A atriz Fabiana Dutckevivz utiliza o serviço de banda larga de uma fornecedora de telecomunicações há três anos. Durante todo esse tempo, nunca encontrou um gerente, um executivo ou mesmo um técnico da empresa pessoalmente. Todo o contato que tem com a companhia é por call center . E a imagem que ela possui desse tipo de atendimento não é nada boa. “Uso a internet o dia todo para trocar e-mails de trabalho, escrever meu blog, conversar com os familiares que moram em outras cidades, por Skype, e sempre que a conexão cai é uma aventura conseguir falar com alguém da empresa”, conta Fabiana.
Em janeiro, já com as novas regras de call center em vigor, Fabiana ficou sem acesso à web o dia todo. Levou horas até conseguir falar com a prestadora do serviço e até dividiu a tarefa com o namorado para ver quem conseguia falar com a empresa primeiro. Fabiana tentava contato pelo celular; seu namorado, pela linha fixa. Quando conseguiram ser atendidos, ouviram orientações genéricas como desligar e ligar o computador e verificar se o cabo de rede estava conectado ao PC. O sinal de internet só voltou no final da tarde e a consumidora não recebeu nenhuma explicação por parte da companhia.
Casos como o de Fabiana são recorrentes e quase todo mundo tem uma história ruim para contar sobre call centers . E o fato de o serviço telefônico ser quase sempre a única forma de contato do consumidor com um funcionário da prestadora de serviço revela a importância estratégica de atender com excelência as chamadas. E de preparar bem quem executa esse serviço.

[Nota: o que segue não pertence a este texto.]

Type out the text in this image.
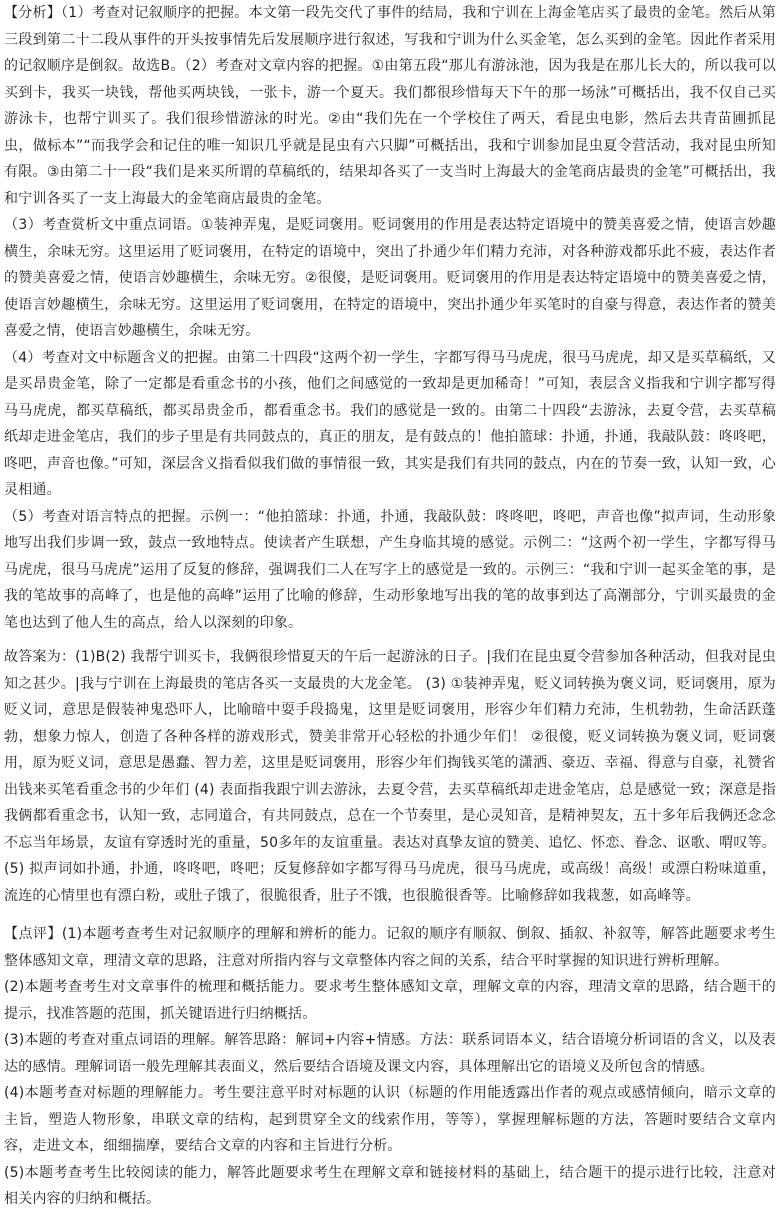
【分析】（1）考查对记叙顺序的把握。本文第一段先交代了事件的结局，我和宁训在上海金笔店买了最贵的金笔。然后从第三段到第二十二段从事件的开头按事情先后发展顺序进行叙述，写我和宁训为什么买金笔，怎么买到的金笔。因此作者采用的记叙顺序是倒叙。故选B。（2）考查对文章内容的把握。①由第五段“那儿有游泳池，因为我是在那儿长大的，所以我可以买到卡，我买一块钱，帮他买两块钱，一张卡，游一个夏天。我们都很珍惜每天下午的那一场泳”可概括出，我不仅自己买游泳卡，也帮宁训买了。我们很珍惜游泳的时光。②由“我们先在一个学校住了两天，看昆虫电影，然后去共青苗圃抓昆虫，做标本”“而我学会和记住的唯一知识几乎就是昆虫有六只脚”可概括出，我和宁训参加昆虫夏令营活动，我对昆虫所知有限。③由第二十一段“我们是来买所谓的草稿纸的，结果却各买了一支当时上海最大的金笔商店最贵的金笔”可概括出，我和宁训各买了一支上海最大的金笔商店最贵的金笔。

（3）考查赏析文中重点词语。①装神弄鬼，是贬词褒用。贬词褒用的作用是表达特定语境中的赞美喜爱之情，使语言妙趣横生，余味无穷。这里运用了贬词褒用，在特定的语境中，突出了扑通少年们精力充沛，对各种游戏都乐此不疲，表达作者的赞美喜爱之情，使语言妙趣横生，余味无穷。②很傻，是贬词褒用。贬词褒用的作用是表达特定语境中的赞美喜爱之情，使语言妙趣横生，余味无穷。这里运用了贬词褒用，在特定的语境中，突出扑通少年买笔时的自豪与得意，表达作者的赞美喜爱之情，使语言妙趣横生，余味无穷。

（4）考查对文中标题含义的把握。由第二十四段“这两个初一学生，字都写得马马虎虎，很马马虎虎，却又是买草稿纸，又是买昂贵金笔，除了一定都是看重念书的小孩，他们之间感觉的一致却是更加稀奇！”可知，表层含义指我和宁训字都写得马马虎虎，都买草稿纸，都买昂贵金币，都看重念书。我们的感觉是一致的。由第二十四段“去游泳，去夏令营，去买草稿纸却走进金笔店，我们的步子里是有共同鼓点的，真正的朋友，是有鼓点的！他拍篮球：扑通，扑通，我敲队鼓：咚咚吧，咚吧，声音也像。”可知，深层含义指看似我们做的事情很一致，其实是我们有共同的鼓点，内在的节奏一致，认知一致，心灵相通。

（5）考查对语言特点的把握。示例一：“他拍篮球：扑通，扑通，我敲队鼓：咚咚吧，咚吧，声音也像”拟声词，生动形象地写出我们步调一致，鼓点一致地特点。使读者产生联想，产生身临其境的感觉。示例二：“这两个初一学生，字都写得马马虎虎，很马马虎虎”运用了反复的修辞，强调我们二人在写字上的感觉是一致的。示例三：“我和宁训一起买金笔的事，是我的笔故事的高峰了，也是他的高峰”运用了比喻的修辞，生动形象地写出我的笔的故事到达了高潮部分，宁训买最贵的金笔也达到了他人生的高点，给人以深刻的印象。

故答案为：(1)B(2) 我帮宁训买卡，我俩很珍惜夏天的午后一起游泳的日子。|我们在昆虫夏令营参加各种活动，但我对昆虫知之甚少。|我与宁训在上海最贵的笔店各买一支最贵的大龙金笔。 (3) ①装神弄鬼，贬义词转换为褒义词，贬词褒用，原为贬义词，意思是假装神鬼恐吓人，比喻暗中耍手段捣鬼，这里是贬词褒用，形容少年们精力充沛，生机勃勃，生命活跃蓬勃，想象力惊人，创造了各种各样的游戏形式，赞美非常开心轻松的扑通少年们！ ②很傻，贬义词转换为褒义词，贬词褒用，原为贬义词，意思是愚蠢、智力差，这里是贬词褒用，形容少年们掏钱买笔的潇洒、豪迈、幸福、得意与自豪，礼赞省出钱来买笔看重念书的少年们 (4) 表面指我跟宁训去游泳，去夏令营，去买草稿纸却走进金笔店，总是感觉一致；深意是指我俩都看重念书，认知一致，志同道合，有共同鼓点，总在一个节奏里，是心灵知音，是精神契友，五十多年后我俩还念念不忘当年场景，友谊有穿透时光的重量，50多年的友谊重量。表达对真挚友谊的赞美、追忆、怀恋、眷念、讴歌、喟叹等。 (5) 拟声词如扑通，扑通，咚咚吧，咚吧；反复修辞如字都写得马马虎虎，很马马虎虎，或高级！高级！或漂白粉味道重，流连的心情里也有漂白粉，或肚子饿了，很脆很香，肚子不饿，也很脆很香等。比喻修辞如我栽葱，如高峰等。

【点评】(1)本题考查考生对记叙顺序的理解和辨析的能力。记叙的顺序有顺叙、倒叙、插叙、补叙等，解答此题要求考生整体感知文章，理清文章的思路，注意对所指内容与文章整体内容之间的关系，结合平时掌握的知识进行辨析理解。

(2)本题考查考生对文章事件的梳理和概括能力。要求考生整体感知文章，理解文章的内容，理清文章的思路，结合题干的提示，找准答题的范围，抓关键语进行归纳概括。

(3)本题的考查对重点词语的理解。解答思路：解词+内容+情感。方法：联系词语本义，结合语境分析词语的含义，以及表达的感情。理解词语一般先理解其表面义，然后要结合语境及课文内容，具体理解出它的语境义及所包含的情感。

(4)本题考查对标题的理解能力。考生要注意平时对标题的认识（标题的作用能透露出作者的观点或感情倾向，暗示文章的主旨，塑造人物形象，串联文章的结构，起到贯穿全文的线索作用，等等），掌握理解标题的方法，答题时要结合文章内容，走进文本，细细揣摩，要结合文章的内容和主旨进行分析。

(5)本题考查考生比较阅读的能力，解答此题要求考生在理解文章和链接材料的基础上，结合题干的提示进行比较，注意对相关内容的归纳和概括。
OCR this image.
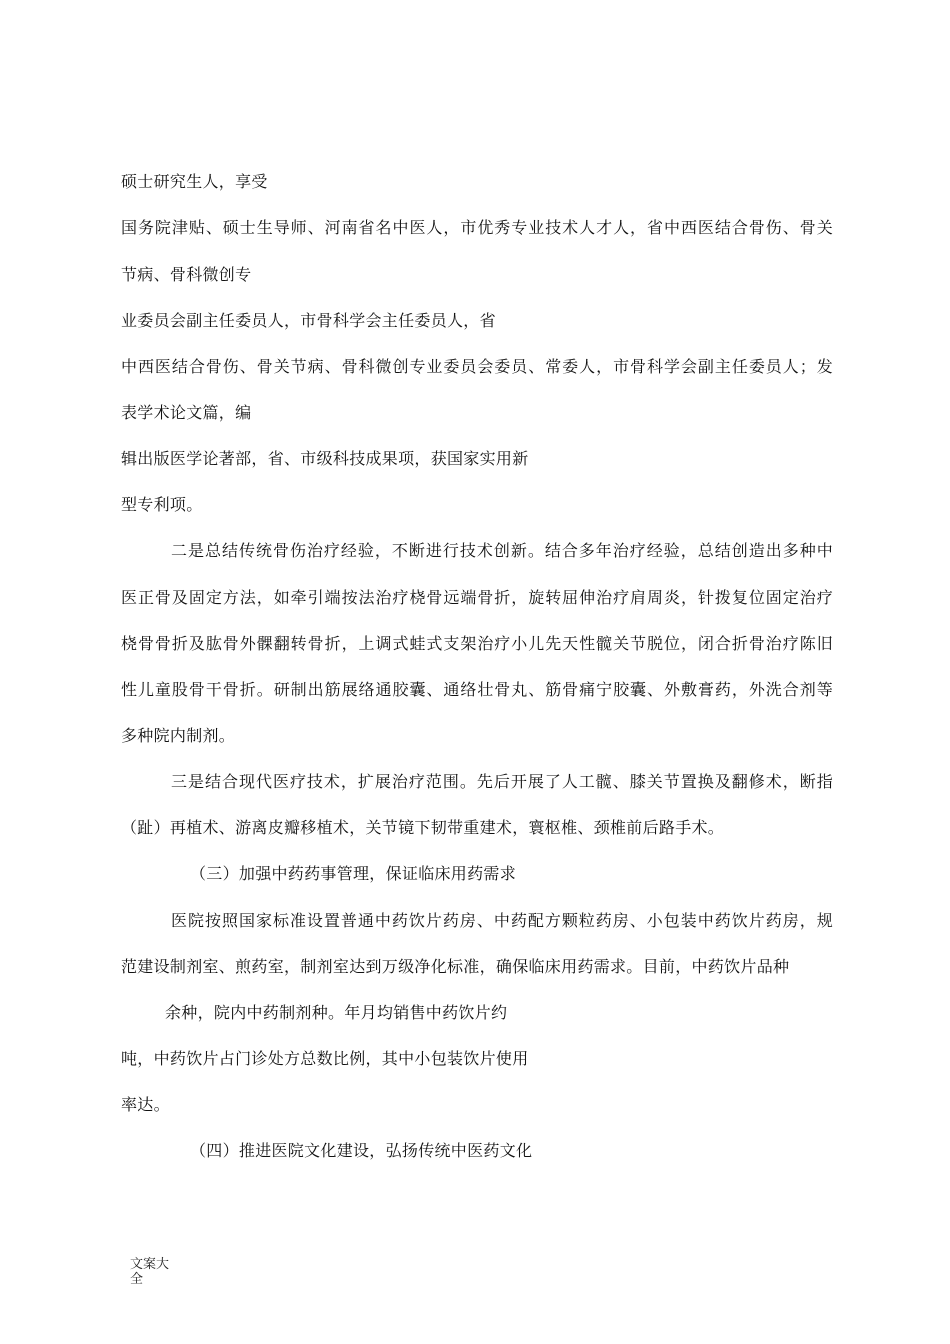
硕士研究生人，享受
国务院津贴、硕士生导师、河南省名中医人，市优秀专业技术人才人，省中西医结合骨伤、骨关
节病、骨科微创专
业委员会副主任委员人，市骨科学会主任委员人，省
中西医结合骨伤、骨关节病、骨科微创专业委员会委员、常委人，市骨科学会副主任委员人；发
表学术论文篇，编
辑出版医学论著部，省、市级科技成果项，获国家实用新
型专利项。
二是总结传统骨伤治疗经验，不断进行技术创新。结合多年治疗经验，总结创造出多种中
医正骨及固定方法，如牵引端按法治疗桡骨远端骨折，旋转屈伸治疗肩周炎，针拨复位固定治疗
桡骨骨折及肱骨外髁翻转骨折，上调式蛙式支架治疗小儿先天性髋关节脱位，闭合折骨治疗陈旧
性儿童股骨干骨折。研制出筋展络通胶囊、通络壮骨丸、筋骨痛宁胶囊、外敷膏药，外洗合剂等
多种院内制剂。
三是结合现代医疗技术，扩展治疗范围。先后开展了人工髋、膝关节置换及翻修术，断指
（趾）再植术、游离皮瓣移植术，关节镜下韧带重建术，寰枢椎、颈椎前后路手术。
（三）加强中药药事管理，保证临床用药需求
医院按照国家标准设置普通中药饮片药房、中药配方颗粒药房、小包装中药饮片药房，规
范建设制剂室、煎药室，制剂室达到万级净化标准，确保临床用药需求。目前，中药饮片品种
余种，院内中药制剂种。年月均销售中药饮片约
吨，中药饮片占门诊处方总数比例，其中小包装饮片使用
率达。
（四）推进医院文化建设，弘扬传统中医药文化
文案大全
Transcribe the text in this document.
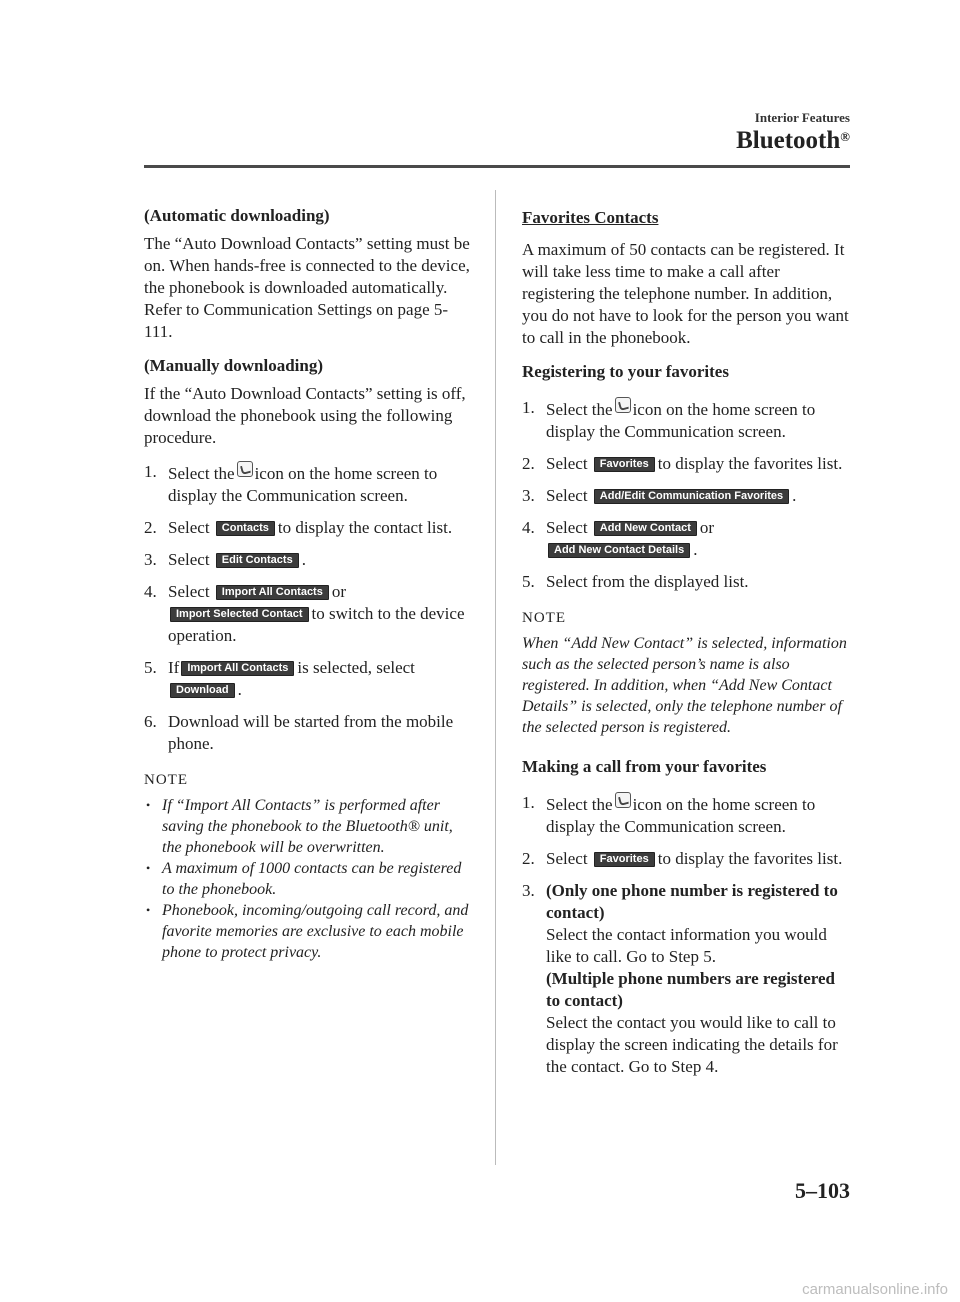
Interior Features
Bluetooth®

(Automatic downloading)

The “Auto Download Contacts” setting must be on. When hands-free is connected to the device, the phonebook is downloaded automatically.

Refer to Communication Settings on page 5-111.

(Manually downloading)

If the “Auto Download Contacts” setting is off, download the phonebook using the following procedure.

1. Select the icon on the home screen to display the Communication screen.
2. Select Contacts to display the contact list.
3. Select Edit Contacts .
4. Select Import All Contacts or
Import Selected Contact to switch to the device operation.
5. If Import All Contacts is selected, select
Download .
6. Download will be started from the mobile phone.

NOTE

• If “Import All Contacts” is performed after saving the phonebook to the Bluetooth® unit, the phonebook will be overwritten.
• A maximum of 1000 contacts can be registered to the phonebook.
• Phonebook, incoming/outgoing call record, and favorite memories are exclusive to each mobile phone to protect privacy.

Favorites Contacts

A maximum of 50 contacts can be registered. It will take less time to make a call after registering the telephone number. In addition, you do not have to look for the person you want to call in the phonebook.

Registering to your favorites

1. Select the icon on the home screen to display the Communication screen.
2. Select Favorites to display the favorites list.
3. Select Add/Edit Communication Favorites .
4. Select Add New Contact or
Add New Contact Details .
5. Select from the displayed list.

NOTE

When “Add New Contact” is selected, information such as the selected person’s name is also registered. In addition, when “Add New Contact Details” is selected, only the telephone number of the selected person is registered.

Making a call from your favorites

1. Select the icon on the home screen to display the Communication screen.
2. Select Favorites to display the favorites list.
3. (Only one phone number is registered to contact)
Select the contact information you would like to call. Go to Step 5.
(Multiple phone numbers are registered to contact)
Select the contact you would like to call to display the screen indicating the details for the contact. Go to Step 4.
5–103
carmanualsonline.info
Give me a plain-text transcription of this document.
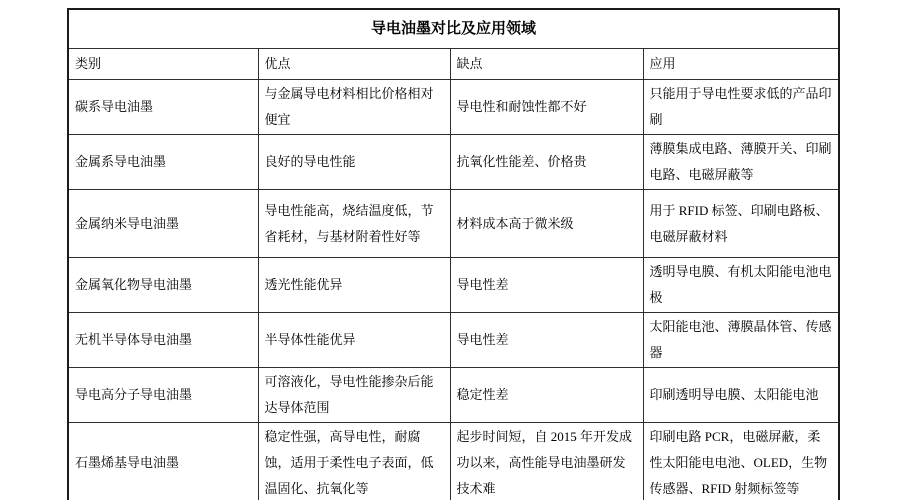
导电油墨对比及应用领域			
类别	优点	缺点	应用
碳系导电油墨	与金属导电材料相比价格相对便宜	导电性和耐蚀性都不好	只能用于导电性要求低的产品印刷
金属系导电油墨	良好的导电性能	抗氧化性能差、价格贵	薄膜集成电路、薄膜开关、印刷电路、电磁屏蔽等
金属纳米导电油墨	导电性能高，烧结温度低，节省耗材，与基材附着性好等	材料成本高于微米级	用于 RFID 标签、印刷电路板、电磁屏蔽材料
金属氧化物导电油墨	透光性能优异	导电性差	透明导电膜、有机太阳能电池电极
无机半导体导电油墨	半导体性能优异	导电性差	太阳能电池、薄膜晶体管、传感器
导电高分子导电油墨	可溶液化，导电性能掺杂后能达导体范围	稳定性差	印刷透明导电膜、太阳能电池
石墨烯基导电油墨	稳定性强，高导电性，耐腐蚀，适用于柔性电子表面，低温固化、抗氧化等	起步时间短，自 2015 年开发成功以来，高性能导电油墨研发技术难	印刷电路 PCR，电磁屏蔽，柔性太阳能电电池、OLED，生物传感器、RFID 射频标签等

Segundo o assessor-chefe do Procon-SP, Carlos Coscarelli, as companhias que obtêm melhor desempenho em atendimento são aquelas que investem mais em treinamento e tecnologia. “Há uma relação direta entre a boa gestão de pessoal e a qualidade do atendimento oferecido. O que notamos é que a comunicação entre o consumidor e o atendente é ruim. O primeiro, às vezes, expressa com dificuldade o que deseja e o atendente, se não for bem preparado, não consegue interpretar informações além do script que lhe foi oferecido para dizer no call center “, explica o assessor.
A especialista em treinamento Angela Sardelli, diretora da Vox Solution, empresa especializada em selecionar e treinar atendentes, concorda com Coscarelli e vai além. Para ela, as falhas são profundas e podem ser notadas até na formação dos gestores de call center . “A exigência sobre dos atendentes é enorme. Eles devem suportar um trabalho estressante, precisam articular várias habilidades e recebem responsabilidades muito grandes para a remuneração que têm. O resultado é que os melhores profissionais vão embora e os próprios gestores não têm qualificação para gerir esse pessoal”, diz Angela, que acredita que as primeiras falhas estão na formação dos atendentes.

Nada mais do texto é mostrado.